First, let’s talk about who B2C2 is. It is an institutional market maker under SBI Holdings, headquartered in London, serving large financial institutions worldwide. SBI itself is one of Japan’s largest financial groups. In other words, this isn’t a test run for a small project—this is a leading player in traditional finance moving its core settlement business onto Solana.
Why choose Solana? The data makes it clear. Dune’s data shows that Solana’s stablecoin monthly transfer volume has continued to exceed the average monthly level from the past three years throughout 2026. In February, the monthly figure reached $650 billion, surpassing ETH and Tron. The total stablecoin supply across the entire network is already $15.5 billion. In just one week, Circle issued $2 billion worth of USDC on Solana. The transfer volume of non-USD stablecoins has grown 3x year over year.

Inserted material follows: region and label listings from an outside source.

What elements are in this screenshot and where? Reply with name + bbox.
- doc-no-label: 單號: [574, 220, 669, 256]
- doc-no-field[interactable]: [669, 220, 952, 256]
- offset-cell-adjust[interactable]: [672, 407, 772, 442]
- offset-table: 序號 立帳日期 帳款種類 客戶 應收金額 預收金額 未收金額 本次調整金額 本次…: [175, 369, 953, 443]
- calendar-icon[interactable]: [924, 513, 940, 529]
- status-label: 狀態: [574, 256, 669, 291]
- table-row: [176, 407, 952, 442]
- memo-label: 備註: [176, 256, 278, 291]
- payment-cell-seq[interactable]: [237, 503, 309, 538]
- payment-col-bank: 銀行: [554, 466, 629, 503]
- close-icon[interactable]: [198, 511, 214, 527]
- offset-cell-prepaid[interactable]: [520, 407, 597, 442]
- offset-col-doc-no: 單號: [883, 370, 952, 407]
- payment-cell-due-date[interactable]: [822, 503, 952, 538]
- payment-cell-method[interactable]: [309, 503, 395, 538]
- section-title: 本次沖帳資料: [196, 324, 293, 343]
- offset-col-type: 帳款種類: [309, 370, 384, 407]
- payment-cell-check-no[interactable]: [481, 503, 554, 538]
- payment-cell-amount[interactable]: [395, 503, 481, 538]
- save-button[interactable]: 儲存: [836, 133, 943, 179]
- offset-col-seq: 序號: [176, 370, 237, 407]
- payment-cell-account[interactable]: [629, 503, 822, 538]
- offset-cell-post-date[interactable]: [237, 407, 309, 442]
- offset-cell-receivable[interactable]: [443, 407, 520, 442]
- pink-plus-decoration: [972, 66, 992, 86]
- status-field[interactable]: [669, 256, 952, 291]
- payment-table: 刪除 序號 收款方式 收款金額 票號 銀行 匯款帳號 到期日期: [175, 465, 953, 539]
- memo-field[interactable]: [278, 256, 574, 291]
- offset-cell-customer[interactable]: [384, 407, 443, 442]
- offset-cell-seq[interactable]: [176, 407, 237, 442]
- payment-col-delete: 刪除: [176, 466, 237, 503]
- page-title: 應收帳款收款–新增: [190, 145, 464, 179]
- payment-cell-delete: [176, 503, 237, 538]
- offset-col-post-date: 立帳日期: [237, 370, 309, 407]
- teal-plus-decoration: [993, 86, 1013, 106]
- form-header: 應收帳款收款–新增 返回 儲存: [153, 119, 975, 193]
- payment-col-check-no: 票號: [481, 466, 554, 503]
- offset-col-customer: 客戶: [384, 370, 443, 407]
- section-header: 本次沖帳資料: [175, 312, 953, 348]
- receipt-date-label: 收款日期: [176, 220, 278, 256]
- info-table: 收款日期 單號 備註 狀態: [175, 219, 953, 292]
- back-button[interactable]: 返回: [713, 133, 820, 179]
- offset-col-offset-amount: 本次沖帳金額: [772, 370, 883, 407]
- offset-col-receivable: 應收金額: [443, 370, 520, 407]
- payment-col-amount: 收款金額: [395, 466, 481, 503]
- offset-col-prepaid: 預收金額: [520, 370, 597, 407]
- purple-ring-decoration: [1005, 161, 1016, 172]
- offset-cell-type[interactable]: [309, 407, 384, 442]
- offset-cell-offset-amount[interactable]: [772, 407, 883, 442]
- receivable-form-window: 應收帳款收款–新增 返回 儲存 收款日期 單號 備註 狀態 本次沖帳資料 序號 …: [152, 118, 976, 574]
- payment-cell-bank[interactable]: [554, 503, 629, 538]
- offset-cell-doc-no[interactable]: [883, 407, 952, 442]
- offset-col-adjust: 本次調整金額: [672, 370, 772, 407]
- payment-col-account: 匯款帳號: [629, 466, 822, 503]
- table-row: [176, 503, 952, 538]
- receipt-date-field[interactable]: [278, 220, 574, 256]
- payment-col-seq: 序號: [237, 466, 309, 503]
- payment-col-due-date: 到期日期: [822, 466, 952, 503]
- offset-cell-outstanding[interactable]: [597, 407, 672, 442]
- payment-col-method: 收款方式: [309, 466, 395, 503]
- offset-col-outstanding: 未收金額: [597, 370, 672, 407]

More importantly, major players like Mastercard, Western Union, and Worldpay have already been integrated into SDP, and Stripe and Tempo’s Machine Payments Protocol is also being adopted. This means institutional-grade stablecoin applications on Solana are no longer in the proof-of-concept (POC) stage—they’re operating in the real world.
SOL’s price is currently fluctuating around $80, but the stablecoin data and the real actions taken by institutions tell a different story. This mismatch alone is worth paying attention to.